Lors des échanges, Ahmed Lamezina a plaidé pour une meilleure représentation des travailleurs au sein des instances décisionnelles, notamment par la présence d’un représentant au Conseil d’administration avec un statut d’observateur. Une proposition visant à renforcer la transparence, améliorer la circulation de l’information et favoriser une gouvernance plus inclusive. Les participants ont été encouragés à faire de cette rencontre un espace de dialogue constructif, où les intérêts de chacun peuvent converger vers des solutions durables et bénéfiques à l’ensemble de l’institution. Dans cette optique, le président du BCRT a rappelé que ce dialogue social communautaire constitue un levier essentiel pour consolider un climat de confiance, indispensable à la paix sociale.

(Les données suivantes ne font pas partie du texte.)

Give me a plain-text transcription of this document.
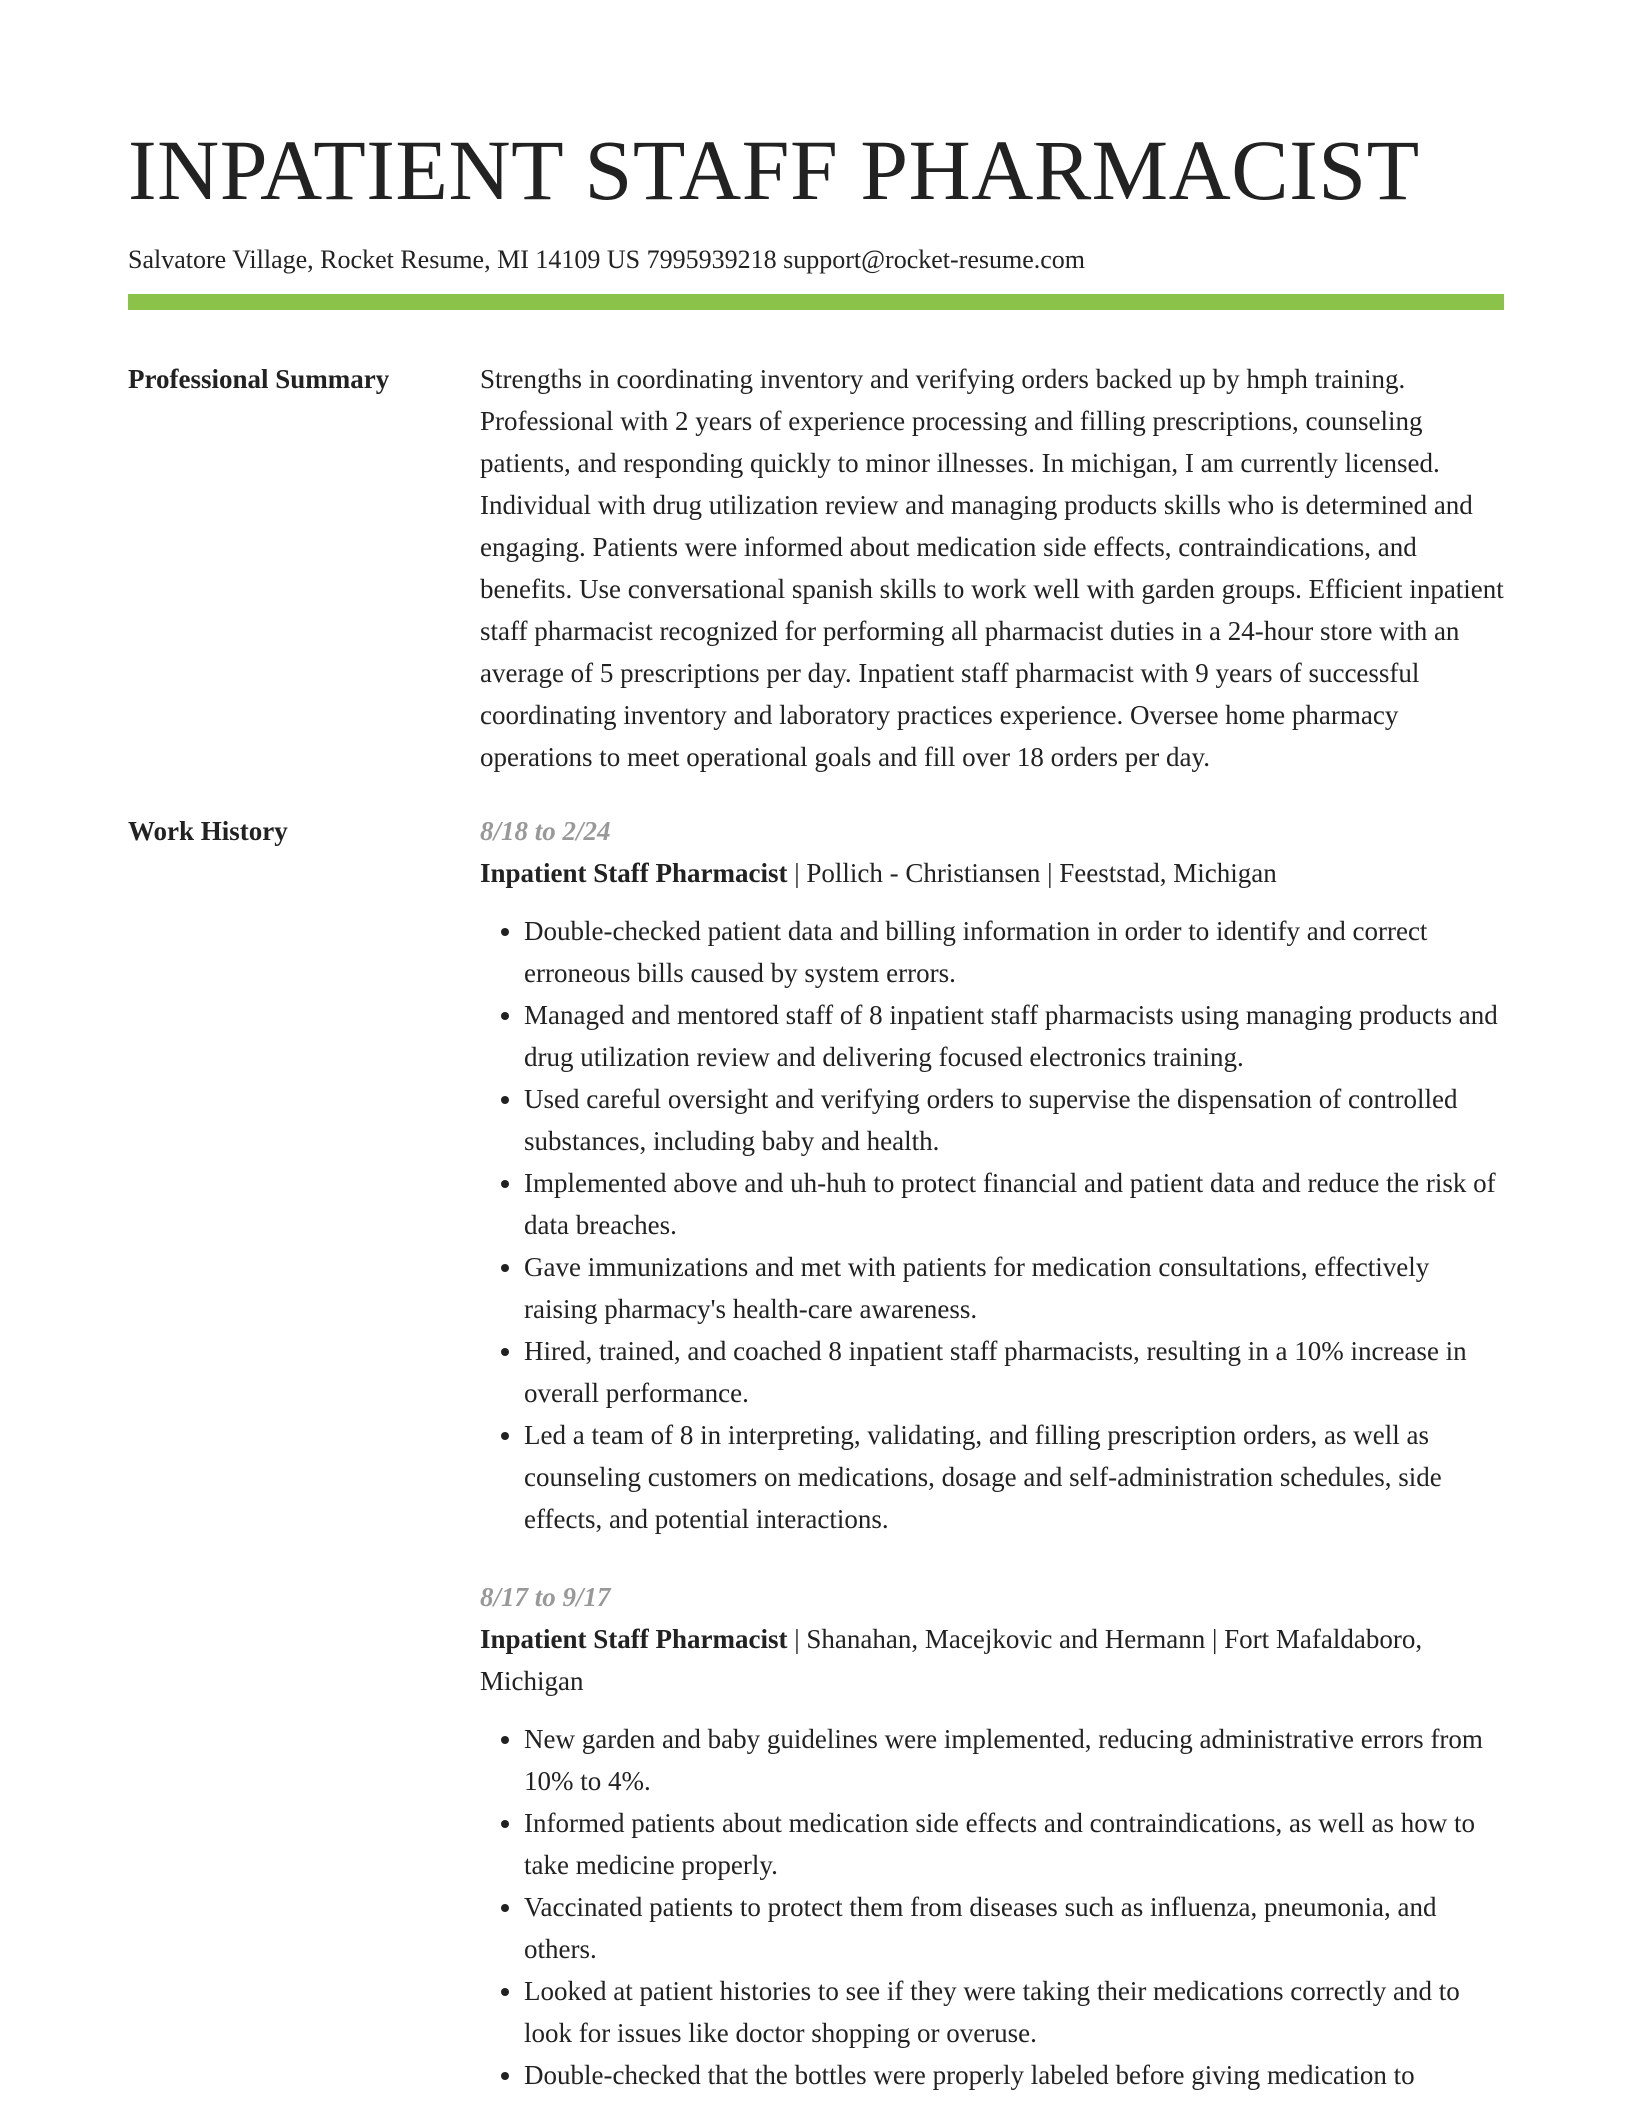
INPATIENT STAFF PHARMACIST
Salvatore Village, Rocket Resume, MI 14109 US 7995939218 support@rocket-resume.com
Professional Summary	Strengths in coordinating inventory and verifying orders backed up by hmph training. Professional with 2 years of experience processing and filling prescriptions, counseling patients, and responding quickly to minor illnesses. In michigan, I am currently licensed. Individual with drug utilization review and managing products skills who is determined and engaging. Patients were informed about medication side effects, contraindications, and benefits. Use conversational spanish skills to work well with garden groups. Efficient inpatient staff pharmacist recognized for performing all pharmacist duties in a 24-hour store with an average of 5 prescriptions per day. Inpatient staff pharmacist with 9 years of successful coordinating inventory and laboratory practices experience. Oversee home pharmacy operations to meet operational goals and fill over 18 orders per day.

Work History	8/18 to 2/24
Inpatient Staff Pharmacist | Pollich - Christiansen | Feeststad, Michigan
• Double-checked patient data and billing information in order to identify and correct erroneous bills caused by system errors.
• Managed and mentored staff of 8 inpatient staff pharmacists using managing products and drug utilization review and delivering focused electronics training.
• Used careful oversight and verifying orders to supervise the dispensation of controlled substances, including baby and health.
• Implemented above and uh-huh to protect financial and patient data and reduce the risk of data breaches.
• Gave immunizations and met with patients for medication consultations, effectively raising pharmacy's health-care awareness.
• Hired, trained, and coached 8 inpatient staff pharmacists, resulting in a 10% increase in overall performance.
• Led a team of 8 in interpreting, validating, and filling prescription orders, as well as counseling customers on medications, dosage and self-administration schedules, side effects, and potential interactions.
8/17 to 9/17
Inpatient Staff Pharmacist | Shanahan, Macejkovic and Hermann | Fort Mafaldaboro, Michigan
• New garden and baby guidelines were implemented, reducing administrative errors from 10% to 4%.
• Informed patients about medication side effects and contraindications, as well as how to take medicine properly.
• Vaccinated patients to protect them from diseases such as influenza, pneumonia, and others.
• Looked at patient histories to see if they were taking their medications correctly and to look for issues like doctor shopping or overuse.
• Double-checked that the bottles were properly labeled before giving medication to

De son côté, Prosper Zo’o Minto’o a souligné la portée stratégique du contrat en cours de négociation. Selon lui, ce document représente un véritable instrument de gouvernance sociale, appelé à refléter les ambitions collectives de l’agence. Il doit permettre de concilier performance institutionnelle, progrès social et soutenabilité financière, dans un contexte marqué par des exigences croissantes en matière de sécurité et d’efficacité du transport aérien. Les travaux, qui se poursuivent à huis clos jusqu’au 12 mai 2026, devraient aboutir à des décisions structurantes pour l’avenir de l’ASECNA. Ils traduisent une volonté commune de bâtir une organisation plus performante, inclusive et résiliente, capable de répondre aux défis du secteur aérien sur le continent africain et au-delà.